David Goeckeler, executive vice president of Cisco’s networking and security business, really likes to talk about security technology.

Prior to his promotion in May 2016 to head both networking and security at Cisco, Goeckeler led the security group. And he clearly finds the topic fascinating.

Speaking at the Deutsche Bank 2017 Technology Conference in Las Vegas this week, Goeckeler said, “You don't have to be in the security market for long to realize something very, very clear. The most important thing you think about when you run a security business is it's a market where you have an active adversary.”

Compared to other businesses where executives think about the company’s customers, suppliers, and competitors, in the security business they must also think about a hostile adversary. “You have somebody that is actively trying to attack your customer, and that person is a human being and has a profit and an ego motive,” said Goeckeler, according to a Seeking Alpha transcript of the Deutsche Bank event.

That’s kind of exciting stuff.

Goeckeler talked about the company’s encrypted traffic analytics (ETA), which is part of Cisco’s intent-based networking initiative. ETA brings the ability to find malware in encrypted traffic. “I think that was kind of an unexpected thing to bring to market,” he said.

Cisco used data analytics and applied mathematics to it to help create ETA. “We can actually use the patterns of traffic as they arrive at a switch: what's the length of the packets, what are the sequence of packets, and some other information to derive what is malware without unencrypting the traffic,” he said. “In the past we had to look inside all of the flows to find out what was malware and what wasn't. And now, we’re using analytics techniques to figure that out on encrypted traffic.”

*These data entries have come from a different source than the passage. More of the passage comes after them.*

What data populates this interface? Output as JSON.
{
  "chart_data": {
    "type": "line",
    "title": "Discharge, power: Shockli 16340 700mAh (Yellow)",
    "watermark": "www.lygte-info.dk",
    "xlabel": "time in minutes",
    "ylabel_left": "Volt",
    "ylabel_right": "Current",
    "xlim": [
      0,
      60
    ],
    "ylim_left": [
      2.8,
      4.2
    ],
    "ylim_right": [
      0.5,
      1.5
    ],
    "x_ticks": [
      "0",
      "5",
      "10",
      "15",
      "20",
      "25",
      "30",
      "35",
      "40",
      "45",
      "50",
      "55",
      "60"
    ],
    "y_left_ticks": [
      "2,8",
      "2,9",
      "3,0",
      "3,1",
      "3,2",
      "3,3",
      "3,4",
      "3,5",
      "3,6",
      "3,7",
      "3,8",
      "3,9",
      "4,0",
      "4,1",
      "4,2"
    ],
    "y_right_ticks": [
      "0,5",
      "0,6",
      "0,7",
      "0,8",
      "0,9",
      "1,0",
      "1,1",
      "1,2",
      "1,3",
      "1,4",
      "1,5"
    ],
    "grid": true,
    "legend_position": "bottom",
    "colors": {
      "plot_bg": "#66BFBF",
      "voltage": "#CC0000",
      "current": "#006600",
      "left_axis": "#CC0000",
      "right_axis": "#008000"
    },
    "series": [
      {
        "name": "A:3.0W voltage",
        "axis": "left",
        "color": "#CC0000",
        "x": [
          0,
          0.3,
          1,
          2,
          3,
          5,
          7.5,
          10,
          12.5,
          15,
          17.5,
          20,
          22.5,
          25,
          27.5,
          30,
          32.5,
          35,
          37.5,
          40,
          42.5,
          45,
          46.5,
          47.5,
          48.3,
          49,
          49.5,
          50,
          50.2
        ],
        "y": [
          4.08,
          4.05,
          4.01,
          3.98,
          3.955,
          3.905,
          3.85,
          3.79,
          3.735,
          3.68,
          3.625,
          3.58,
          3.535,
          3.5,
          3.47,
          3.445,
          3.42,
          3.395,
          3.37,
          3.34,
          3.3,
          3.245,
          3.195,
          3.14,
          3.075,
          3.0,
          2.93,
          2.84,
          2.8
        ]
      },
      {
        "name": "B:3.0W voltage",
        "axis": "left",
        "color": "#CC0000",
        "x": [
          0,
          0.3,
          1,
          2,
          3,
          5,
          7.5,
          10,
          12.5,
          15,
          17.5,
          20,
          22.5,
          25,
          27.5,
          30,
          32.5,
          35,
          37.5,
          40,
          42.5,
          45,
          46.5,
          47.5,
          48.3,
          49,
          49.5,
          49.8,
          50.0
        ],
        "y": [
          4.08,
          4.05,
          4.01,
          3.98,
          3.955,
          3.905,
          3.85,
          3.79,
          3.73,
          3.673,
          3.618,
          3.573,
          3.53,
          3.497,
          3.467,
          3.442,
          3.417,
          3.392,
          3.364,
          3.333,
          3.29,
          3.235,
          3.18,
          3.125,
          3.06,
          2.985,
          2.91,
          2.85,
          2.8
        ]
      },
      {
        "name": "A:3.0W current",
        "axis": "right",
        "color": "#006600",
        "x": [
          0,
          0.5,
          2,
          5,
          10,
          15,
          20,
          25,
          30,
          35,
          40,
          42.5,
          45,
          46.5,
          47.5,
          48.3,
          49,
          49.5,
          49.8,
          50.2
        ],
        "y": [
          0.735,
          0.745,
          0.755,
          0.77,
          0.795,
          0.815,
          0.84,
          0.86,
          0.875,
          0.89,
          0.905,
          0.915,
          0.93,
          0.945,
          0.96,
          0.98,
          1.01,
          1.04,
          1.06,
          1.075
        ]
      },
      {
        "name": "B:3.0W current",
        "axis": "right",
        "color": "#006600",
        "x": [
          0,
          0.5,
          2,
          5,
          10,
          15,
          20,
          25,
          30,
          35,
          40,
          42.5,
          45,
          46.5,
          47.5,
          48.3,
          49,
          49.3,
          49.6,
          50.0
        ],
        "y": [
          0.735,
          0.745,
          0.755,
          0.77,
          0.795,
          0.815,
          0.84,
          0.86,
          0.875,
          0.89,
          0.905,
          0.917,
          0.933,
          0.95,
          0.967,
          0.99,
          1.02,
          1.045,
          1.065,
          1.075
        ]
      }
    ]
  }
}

When Cisco announced ETA back in June, Goeckeler said, "Cisco's encrypted traffic analytics solves a network security challenge previously thought to be unsolvable.”

Security in General

At the Deutsche Bank event, Goeckeler said, “The important thing on our security business is that the market has realized that an endless supply of point products in the security space is not a strategy.”

Customers have gotten into a painful cycle of constantly adding more point products. “I would argue that all of this complexity of all of these different point products and the ability for the average customer to try and knit those together, that creates security vulnerabilities all by itself,” he said.

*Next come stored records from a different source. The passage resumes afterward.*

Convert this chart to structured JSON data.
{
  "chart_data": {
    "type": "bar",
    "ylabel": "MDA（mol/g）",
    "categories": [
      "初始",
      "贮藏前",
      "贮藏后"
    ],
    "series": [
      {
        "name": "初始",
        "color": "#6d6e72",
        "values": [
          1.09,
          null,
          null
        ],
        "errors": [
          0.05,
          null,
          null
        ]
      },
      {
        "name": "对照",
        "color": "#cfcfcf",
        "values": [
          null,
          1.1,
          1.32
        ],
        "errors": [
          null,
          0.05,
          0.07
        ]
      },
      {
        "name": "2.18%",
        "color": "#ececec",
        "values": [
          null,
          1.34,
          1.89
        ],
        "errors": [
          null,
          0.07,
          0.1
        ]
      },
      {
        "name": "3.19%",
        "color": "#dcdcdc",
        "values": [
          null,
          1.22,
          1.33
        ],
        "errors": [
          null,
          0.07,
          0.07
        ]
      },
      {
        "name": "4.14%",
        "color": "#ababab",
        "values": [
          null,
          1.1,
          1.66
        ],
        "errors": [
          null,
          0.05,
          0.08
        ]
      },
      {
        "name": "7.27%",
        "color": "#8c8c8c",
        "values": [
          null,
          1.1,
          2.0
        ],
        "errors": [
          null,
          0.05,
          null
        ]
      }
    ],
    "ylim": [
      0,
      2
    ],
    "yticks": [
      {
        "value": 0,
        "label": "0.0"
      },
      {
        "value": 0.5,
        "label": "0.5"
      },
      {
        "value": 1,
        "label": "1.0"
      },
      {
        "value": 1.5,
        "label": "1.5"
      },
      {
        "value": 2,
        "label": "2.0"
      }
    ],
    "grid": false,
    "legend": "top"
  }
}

Cisco is focusing on combining security along with networking. It wants its security products to span the network, the cloud, and the endpoints, all tied together.

“I am pretty well-versed in the security market, having focused solely on our security business for four years,” he said. “I think we've arrived at a point in the world where you cannot build a world-class enterprise security architecture without leveraging the network. Perimeter-only security is not the security approach you can rely on.”

He said security and networking must intersect with automation and analytics.